Homeland Security’s budget would grow by 3 percent; the National Nuclear Security Administration’s by 19 percent; and the Department of Veterans Affairs’ by 13 percent.

The Fiscal Year 2021 budget further aims to increase military spending 0.3 percent to $740.5 billion. It doubles spending on artificial intelligence from $973 million to nearly $2 billion by 2020, including a focus on quantum computing.

Fox News reported this weekend on the budget’s 12-percent hike in NASA funding, with the goal of returning astronauts to the moon. No one has been to the moon since 1972 under NASA’s now-shuttered Apollo program.
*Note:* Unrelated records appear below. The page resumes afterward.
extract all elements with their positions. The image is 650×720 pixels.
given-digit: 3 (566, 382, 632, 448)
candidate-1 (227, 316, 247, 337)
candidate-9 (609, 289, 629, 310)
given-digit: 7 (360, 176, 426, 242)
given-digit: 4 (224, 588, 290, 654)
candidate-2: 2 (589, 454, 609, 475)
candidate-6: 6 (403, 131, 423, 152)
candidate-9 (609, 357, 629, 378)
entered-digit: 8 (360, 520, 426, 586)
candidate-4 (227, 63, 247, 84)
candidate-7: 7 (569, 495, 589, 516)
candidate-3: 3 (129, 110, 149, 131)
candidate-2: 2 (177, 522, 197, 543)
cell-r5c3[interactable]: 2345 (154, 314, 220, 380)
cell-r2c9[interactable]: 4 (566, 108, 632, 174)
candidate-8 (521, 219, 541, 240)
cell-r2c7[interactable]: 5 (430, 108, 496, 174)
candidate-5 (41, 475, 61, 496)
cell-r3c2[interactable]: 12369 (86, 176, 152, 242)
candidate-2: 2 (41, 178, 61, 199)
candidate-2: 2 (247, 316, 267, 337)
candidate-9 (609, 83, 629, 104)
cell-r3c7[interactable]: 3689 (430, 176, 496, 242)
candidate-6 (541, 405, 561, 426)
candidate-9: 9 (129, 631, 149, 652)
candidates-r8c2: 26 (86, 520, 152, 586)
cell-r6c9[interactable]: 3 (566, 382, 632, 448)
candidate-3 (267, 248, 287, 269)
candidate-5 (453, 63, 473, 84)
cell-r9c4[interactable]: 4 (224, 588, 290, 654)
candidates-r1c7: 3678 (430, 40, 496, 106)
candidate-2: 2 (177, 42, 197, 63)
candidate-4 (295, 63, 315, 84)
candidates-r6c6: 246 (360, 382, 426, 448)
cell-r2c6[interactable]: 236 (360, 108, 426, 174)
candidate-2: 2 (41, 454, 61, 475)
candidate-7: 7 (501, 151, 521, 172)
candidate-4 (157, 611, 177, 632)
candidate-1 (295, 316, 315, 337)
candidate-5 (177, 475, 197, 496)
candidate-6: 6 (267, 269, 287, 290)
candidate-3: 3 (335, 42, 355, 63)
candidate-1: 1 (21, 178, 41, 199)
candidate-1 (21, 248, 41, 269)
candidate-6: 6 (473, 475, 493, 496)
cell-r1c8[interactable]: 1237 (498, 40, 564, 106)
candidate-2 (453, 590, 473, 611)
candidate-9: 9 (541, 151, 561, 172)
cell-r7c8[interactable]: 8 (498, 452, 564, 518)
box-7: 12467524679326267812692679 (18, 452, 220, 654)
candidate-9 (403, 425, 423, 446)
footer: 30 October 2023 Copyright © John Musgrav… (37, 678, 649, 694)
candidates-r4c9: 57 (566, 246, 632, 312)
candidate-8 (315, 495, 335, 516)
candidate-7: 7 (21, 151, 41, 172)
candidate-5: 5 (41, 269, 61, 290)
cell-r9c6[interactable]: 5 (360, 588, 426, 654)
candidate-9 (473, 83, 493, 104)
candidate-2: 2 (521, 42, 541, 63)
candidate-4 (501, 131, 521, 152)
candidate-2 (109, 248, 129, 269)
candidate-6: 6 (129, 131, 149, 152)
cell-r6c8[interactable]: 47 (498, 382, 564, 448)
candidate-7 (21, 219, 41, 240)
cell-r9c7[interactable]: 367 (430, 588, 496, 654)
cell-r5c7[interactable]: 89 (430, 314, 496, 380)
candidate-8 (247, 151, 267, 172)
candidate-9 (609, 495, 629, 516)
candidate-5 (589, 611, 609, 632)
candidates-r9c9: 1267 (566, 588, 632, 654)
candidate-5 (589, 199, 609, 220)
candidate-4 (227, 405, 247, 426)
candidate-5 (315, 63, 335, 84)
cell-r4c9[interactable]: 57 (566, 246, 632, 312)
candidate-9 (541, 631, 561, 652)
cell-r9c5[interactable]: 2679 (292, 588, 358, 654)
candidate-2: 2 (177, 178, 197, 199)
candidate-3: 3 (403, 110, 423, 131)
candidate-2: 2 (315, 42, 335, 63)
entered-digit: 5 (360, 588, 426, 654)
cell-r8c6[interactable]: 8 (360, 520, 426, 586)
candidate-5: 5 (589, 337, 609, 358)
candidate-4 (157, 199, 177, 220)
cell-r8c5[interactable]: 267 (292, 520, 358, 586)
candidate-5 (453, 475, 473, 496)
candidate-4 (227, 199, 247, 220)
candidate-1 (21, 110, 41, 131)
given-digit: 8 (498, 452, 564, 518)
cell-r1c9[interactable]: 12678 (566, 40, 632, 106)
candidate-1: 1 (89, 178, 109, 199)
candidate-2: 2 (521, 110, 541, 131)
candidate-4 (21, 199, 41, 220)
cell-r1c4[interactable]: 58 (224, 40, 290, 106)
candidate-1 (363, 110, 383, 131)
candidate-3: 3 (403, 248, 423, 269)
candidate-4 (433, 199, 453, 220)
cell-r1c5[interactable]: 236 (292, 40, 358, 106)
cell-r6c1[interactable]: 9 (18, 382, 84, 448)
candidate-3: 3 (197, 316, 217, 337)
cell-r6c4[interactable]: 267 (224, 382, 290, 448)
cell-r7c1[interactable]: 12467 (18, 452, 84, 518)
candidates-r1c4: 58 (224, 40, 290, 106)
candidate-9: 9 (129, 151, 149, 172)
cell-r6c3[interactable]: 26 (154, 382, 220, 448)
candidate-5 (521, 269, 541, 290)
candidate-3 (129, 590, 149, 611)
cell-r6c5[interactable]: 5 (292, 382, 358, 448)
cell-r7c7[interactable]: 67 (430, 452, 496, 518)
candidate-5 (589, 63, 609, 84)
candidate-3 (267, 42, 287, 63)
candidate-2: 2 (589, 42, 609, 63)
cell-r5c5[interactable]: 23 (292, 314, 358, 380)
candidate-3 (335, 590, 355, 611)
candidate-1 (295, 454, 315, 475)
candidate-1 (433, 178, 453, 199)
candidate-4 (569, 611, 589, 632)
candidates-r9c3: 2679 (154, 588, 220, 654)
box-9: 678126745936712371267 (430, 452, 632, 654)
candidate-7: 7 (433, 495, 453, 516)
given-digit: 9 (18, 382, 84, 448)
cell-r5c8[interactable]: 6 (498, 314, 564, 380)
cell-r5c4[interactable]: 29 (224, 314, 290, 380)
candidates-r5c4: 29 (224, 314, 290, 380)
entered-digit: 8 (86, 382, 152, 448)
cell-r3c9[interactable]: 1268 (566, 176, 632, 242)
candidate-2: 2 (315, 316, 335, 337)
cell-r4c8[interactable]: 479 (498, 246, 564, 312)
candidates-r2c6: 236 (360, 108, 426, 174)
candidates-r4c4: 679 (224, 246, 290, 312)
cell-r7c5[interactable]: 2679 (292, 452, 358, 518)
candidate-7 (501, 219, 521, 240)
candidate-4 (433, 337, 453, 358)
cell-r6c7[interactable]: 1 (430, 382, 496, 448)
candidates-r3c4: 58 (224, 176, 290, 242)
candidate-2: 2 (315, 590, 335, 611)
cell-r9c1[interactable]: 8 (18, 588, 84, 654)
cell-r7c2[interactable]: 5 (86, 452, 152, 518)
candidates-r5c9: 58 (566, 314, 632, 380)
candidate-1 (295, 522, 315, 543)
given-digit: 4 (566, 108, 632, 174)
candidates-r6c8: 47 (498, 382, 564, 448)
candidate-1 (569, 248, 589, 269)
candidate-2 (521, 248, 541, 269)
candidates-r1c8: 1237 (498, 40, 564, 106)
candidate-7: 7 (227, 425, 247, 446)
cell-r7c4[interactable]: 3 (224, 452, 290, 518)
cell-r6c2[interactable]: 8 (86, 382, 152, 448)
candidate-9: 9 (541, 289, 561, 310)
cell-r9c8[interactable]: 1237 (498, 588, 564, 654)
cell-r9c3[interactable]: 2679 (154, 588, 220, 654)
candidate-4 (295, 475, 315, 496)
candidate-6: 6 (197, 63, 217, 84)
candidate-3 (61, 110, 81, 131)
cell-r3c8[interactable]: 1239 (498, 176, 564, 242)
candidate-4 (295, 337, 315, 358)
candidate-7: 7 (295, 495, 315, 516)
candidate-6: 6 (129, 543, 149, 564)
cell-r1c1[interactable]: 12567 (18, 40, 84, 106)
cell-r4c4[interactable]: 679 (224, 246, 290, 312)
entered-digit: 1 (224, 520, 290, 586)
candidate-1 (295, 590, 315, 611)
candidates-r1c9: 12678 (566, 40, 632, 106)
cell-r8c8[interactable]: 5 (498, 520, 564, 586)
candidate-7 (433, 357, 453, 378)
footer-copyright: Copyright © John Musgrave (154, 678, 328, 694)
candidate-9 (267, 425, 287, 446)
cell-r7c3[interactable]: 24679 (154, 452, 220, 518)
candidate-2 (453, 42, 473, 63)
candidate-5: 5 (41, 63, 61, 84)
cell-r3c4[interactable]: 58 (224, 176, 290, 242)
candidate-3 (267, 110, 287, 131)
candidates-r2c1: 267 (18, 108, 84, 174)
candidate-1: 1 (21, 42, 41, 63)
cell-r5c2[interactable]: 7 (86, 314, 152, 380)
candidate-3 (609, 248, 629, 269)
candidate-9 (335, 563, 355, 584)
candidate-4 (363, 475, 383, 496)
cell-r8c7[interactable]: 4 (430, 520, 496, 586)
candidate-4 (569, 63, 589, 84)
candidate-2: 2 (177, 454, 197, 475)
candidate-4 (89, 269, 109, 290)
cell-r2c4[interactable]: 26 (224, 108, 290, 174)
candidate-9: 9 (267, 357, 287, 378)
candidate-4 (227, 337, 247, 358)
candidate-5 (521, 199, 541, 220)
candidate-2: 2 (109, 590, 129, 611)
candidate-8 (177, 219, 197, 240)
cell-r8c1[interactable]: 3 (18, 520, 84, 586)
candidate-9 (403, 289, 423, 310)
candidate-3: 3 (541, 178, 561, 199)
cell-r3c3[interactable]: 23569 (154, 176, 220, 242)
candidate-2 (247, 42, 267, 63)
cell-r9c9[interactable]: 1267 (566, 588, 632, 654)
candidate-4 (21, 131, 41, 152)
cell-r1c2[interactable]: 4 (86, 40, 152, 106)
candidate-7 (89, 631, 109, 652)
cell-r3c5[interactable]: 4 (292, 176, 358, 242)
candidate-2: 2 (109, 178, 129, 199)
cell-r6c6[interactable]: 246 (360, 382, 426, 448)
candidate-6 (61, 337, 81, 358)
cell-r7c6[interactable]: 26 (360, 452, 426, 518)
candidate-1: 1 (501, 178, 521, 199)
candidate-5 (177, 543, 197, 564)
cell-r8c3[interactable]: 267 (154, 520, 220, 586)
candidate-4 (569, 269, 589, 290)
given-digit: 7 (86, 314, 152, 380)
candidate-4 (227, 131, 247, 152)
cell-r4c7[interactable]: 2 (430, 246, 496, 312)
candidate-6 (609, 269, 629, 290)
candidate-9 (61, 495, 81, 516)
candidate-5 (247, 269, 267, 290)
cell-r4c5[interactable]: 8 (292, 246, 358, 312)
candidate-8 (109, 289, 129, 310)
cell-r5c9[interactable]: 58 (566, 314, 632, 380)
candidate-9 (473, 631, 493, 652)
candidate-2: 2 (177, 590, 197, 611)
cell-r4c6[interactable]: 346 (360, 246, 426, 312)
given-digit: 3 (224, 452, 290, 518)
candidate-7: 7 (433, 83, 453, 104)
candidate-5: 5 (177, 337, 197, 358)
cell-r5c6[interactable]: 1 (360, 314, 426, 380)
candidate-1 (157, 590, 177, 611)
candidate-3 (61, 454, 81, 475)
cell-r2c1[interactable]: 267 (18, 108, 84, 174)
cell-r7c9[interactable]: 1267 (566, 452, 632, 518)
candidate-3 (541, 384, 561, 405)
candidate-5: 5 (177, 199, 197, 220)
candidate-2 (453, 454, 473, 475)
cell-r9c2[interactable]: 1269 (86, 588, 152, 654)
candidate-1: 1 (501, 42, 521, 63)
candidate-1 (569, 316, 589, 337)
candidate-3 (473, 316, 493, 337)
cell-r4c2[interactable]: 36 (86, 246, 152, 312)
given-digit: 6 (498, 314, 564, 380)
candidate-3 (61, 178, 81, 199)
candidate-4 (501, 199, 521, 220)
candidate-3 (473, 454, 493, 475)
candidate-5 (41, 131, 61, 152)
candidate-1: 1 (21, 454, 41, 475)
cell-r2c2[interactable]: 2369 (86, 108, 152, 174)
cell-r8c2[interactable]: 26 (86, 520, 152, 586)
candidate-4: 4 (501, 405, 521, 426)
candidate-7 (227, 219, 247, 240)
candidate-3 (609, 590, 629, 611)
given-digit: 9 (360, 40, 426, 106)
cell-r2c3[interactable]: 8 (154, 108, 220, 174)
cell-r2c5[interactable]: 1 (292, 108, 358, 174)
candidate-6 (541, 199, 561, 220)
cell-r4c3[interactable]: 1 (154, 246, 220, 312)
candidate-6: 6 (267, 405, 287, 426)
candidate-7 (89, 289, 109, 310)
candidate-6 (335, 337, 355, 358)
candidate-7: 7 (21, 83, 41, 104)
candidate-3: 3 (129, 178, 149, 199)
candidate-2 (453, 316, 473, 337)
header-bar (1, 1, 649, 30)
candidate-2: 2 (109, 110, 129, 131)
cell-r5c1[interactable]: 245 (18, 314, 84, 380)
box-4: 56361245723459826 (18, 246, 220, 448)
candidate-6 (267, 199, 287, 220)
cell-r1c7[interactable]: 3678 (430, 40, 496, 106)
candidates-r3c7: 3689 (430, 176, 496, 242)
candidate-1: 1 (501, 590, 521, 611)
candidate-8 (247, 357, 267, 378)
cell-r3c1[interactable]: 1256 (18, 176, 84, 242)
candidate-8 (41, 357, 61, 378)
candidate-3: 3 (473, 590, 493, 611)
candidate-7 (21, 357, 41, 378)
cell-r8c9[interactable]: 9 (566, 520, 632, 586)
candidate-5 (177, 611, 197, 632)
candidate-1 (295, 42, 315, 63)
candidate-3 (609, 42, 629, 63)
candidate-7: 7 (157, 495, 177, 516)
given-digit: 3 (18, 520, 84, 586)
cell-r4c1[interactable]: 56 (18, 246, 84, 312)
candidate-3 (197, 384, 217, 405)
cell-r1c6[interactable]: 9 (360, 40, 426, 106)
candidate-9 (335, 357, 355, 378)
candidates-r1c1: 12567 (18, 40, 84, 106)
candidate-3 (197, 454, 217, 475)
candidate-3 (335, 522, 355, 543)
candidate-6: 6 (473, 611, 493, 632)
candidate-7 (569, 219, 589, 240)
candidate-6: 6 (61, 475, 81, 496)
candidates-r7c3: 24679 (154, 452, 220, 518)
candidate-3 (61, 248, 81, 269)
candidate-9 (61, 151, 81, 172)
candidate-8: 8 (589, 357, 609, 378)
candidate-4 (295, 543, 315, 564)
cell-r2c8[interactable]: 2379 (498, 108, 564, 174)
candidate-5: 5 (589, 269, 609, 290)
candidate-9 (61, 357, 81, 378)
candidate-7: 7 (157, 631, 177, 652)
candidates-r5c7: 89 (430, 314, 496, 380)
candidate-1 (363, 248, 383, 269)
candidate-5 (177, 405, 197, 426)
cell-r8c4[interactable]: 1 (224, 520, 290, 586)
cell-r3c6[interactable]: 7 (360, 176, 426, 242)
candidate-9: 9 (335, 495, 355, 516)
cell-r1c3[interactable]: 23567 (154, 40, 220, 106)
Since taking office, Trump has made space exploration one of its top priorities, and his administration has set a target of 2024 for the next lunar landing.

NASA’s new space program named Artemis, for the Greek goddess of the moon and sister to Apollo, has aimed to put the first woman on the moon. Long-term, NASA has wanted to establish a sustainable human presence on the moon with the goal of sending humans to Mars in the 2030s.

Trump’s budget specifically would increase NASA spending from about $22.6 billion to $25.2 billion in fiscal 2021, one of the biggest spending increases requested since the 1990s. $3 billion will go toward new funding to develop human landers.